Fashion Weak

January 26, 2010 | VOESLAUER FASHION BLOG

Der Rummel um die Berlin Fashion Week 2010 ist nun hinüber, und ich auch erstmal. Um ein wenig Abstand zu gewinnen, wurde deshalb ein ruhiger Sonntag zelebriert - mit Zeitung lesen und Tee trinken. Der Tee ist übrigens eines meiner Lieblings-Goodies von der Berlin Fashion Week: Das Teehaus Ronnefeldt hat die Mischung “Feel Relaxed” als spezielle Berlin Fashion Week-Edition rausgegeben.
In der Frankfurter Allgemeinen Sonntagszeitung habe ich dann ausschließlich die Buchbesprechungen gelesen (und alle Mode- und Boulevardthemen ausgelassen), darunter den bemerkenswerten Feuilleton-Leitartikel über den Debütroman Axolotl Roadkill der Berliner Autorin Helene Hegemann.
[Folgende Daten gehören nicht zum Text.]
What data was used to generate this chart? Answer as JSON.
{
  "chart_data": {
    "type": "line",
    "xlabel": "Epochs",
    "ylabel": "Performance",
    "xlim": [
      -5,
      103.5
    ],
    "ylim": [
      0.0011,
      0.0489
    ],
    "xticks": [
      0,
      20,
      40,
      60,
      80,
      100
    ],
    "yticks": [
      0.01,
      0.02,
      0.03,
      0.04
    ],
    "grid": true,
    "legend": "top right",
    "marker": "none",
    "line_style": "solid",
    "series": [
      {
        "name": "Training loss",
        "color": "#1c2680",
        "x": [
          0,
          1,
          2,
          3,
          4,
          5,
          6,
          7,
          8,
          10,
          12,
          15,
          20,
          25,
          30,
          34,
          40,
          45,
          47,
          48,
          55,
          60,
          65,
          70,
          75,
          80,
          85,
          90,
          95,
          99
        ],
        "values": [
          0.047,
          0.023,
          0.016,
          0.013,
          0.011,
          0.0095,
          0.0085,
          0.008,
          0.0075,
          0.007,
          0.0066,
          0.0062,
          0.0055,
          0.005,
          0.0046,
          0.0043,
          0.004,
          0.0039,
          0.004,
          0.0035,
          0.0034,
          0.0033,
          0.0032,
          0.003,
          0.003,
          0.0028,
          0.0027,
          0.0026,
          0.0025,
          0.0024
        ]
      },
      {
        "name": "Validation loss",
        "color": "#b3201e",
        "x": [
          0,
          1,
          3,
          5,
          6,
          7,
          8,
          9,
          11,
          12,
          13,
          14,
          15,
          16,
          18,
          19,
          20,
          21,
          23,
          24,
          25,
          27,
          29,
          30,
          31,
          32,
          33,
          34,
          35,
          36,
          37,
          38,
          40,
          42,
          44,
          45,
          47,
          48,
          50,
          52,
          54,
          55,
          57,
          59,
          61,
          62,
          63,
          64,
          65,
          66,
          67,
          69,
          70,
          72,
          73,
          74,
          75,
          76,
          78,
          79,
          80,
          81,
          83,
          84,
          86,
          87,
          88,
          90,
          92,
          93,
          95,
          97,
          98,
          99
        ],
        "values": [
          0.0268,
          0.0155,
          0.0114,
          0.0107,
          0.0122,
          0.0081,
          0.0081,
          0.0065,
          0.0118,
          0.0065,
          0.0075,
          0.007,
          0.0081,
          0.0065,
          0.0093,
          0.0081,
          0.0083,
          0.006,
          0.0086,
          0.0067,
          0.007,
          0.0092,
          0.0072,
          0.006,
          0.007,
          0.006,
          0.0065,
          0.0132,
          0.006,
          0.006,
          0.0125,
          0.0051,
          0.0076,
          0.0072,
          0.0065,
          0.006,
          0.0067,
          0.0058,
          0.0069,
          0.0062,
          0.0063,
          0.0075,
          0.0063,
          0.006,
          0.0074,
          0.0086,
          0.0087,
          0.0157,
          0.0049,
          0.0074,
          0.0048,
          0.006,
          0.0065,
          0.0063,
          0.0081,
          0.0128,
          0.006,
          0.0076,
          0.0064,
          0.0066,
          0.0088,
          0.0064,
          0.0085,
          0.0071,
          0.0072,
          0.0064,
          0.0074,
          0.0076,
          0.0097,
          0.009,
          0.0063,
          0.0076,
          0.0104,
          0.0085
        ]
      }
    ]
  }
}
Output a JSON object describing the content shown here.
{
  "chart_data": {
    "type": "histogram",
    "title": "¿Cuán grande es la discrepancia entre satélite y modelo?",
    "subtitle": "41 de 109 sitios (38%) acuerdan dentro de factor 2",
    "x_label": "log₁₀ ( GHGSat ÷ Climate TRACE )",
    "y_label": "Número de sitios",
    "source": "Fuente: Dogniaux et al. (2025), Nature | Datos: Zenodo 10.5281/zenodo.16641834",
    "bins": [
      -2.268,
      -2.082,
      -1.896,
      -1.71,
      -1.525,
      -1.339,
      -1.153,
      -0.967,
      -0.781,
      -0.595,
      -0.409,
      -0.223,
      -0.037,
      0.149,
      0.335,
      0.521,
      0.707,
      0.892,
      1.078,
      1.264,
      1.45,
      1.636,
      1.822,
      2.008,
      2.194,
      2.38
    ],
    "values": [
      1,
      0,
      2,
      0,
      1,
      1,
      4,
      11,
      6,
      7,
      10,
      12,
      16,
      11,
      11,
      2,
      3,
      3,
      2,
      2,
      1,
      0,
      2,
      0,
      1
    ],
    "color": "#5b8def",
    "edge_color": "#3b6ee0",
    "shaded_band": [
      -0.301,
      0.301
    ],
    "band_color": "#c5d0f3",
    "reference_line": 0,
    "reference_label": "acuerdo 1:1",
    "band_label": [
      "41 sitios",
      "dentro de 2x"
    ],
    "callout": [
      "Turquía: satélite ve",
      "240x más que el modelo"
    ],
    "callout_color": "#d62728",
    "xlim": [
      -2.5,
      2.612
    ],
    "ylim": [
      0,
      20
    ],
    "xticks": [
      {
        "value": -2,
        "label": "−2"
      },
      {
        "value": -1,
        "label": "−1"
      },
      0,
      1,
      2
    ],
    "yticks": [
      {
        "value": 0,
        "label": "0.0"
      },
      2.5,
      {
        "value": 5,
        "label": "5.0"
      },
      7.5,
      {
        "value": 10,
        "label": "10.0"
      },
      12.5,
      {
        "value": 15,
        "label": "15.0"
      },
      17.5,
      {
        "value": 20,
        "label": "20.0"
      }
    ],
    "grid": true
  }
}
Einem Buch, das Maxim Biller zugesteht, “ein deutsches Romandebüt mit solcher Kraft zu sein, dass es so schon lange nicht mehr gegeben hätte”, ein Roman mit “skandalöser Botschaft”, macht mich doch ziemlich neugierig auf das Werk der 17-Jährigen, die schon mit 14 Jahren ihr erstes Drehbuch geschrieben hat (Torpedo) und für dessen Verfilmung sie 2009 den Max-Ophüls-Preis erhielt.
“Alle zehn Jahre erscheint in Deutschland ein Buch , das nur die lesen sollten, die es angeht [..]. Am Anfang des letzten Jahrzehnts schwiegen die jungen, schwarzen Romantiker aber plötzlich, denn der Schock über den ausgebrochenen Twin-Tower-Krieg war größer als ihre Angst, in einer bösen, bürgerlichen Welt ein Erwachsener wie jeder andere Erwachsene werden zu müssen.
Aber jetzt ist wieder ein Roman da, vor dem sich jeder, der über dreißig ist, hüten sollte. Denn dieser Roman ist gemein, traurig, pervers, kitschig, blutrünstig, die Personen, die darin vorkommen, sind unsympathisch bis zum Erbrechen und vor lauter Jugend und Verzweiflung schöner als jeder Normalleser [..].”
Ich bin gespannt. Hoffentlich ist es keine Modeerscheinung.


Helene Hegemann


2 KOMMENTARE

  1. Leider fand ich den Artikel Maxim Billers über Helene Hegemanns Romandebüt nicht sooooooo gut. Es ist nicht so, dass ich ihm widersprechen würde. Vielmehr nervt die Art wie er HH lobt und sich so ganz explizit von ihr als Person distanziert, als wäre er ein wenig verknallt und möchte es nicht zugeben, weil sie ja nun doch auch erst 17 ist.

  2. Ihm schien es sehr wichtig, den Roman in den Mittelpunkt zu stellen - und nicht das schlagzeilenverdächtige Leben von HH, das bestimmt jeder Schreiberling gern aufgreift (inklusive mir). Aber um ehrlich zu sein: Ich weiß was Du meinst - es hatte so ein bißchen was von Altherrenerotik - aber eben mit den Biller’schen Schlagworten glauben, lieben, hassen.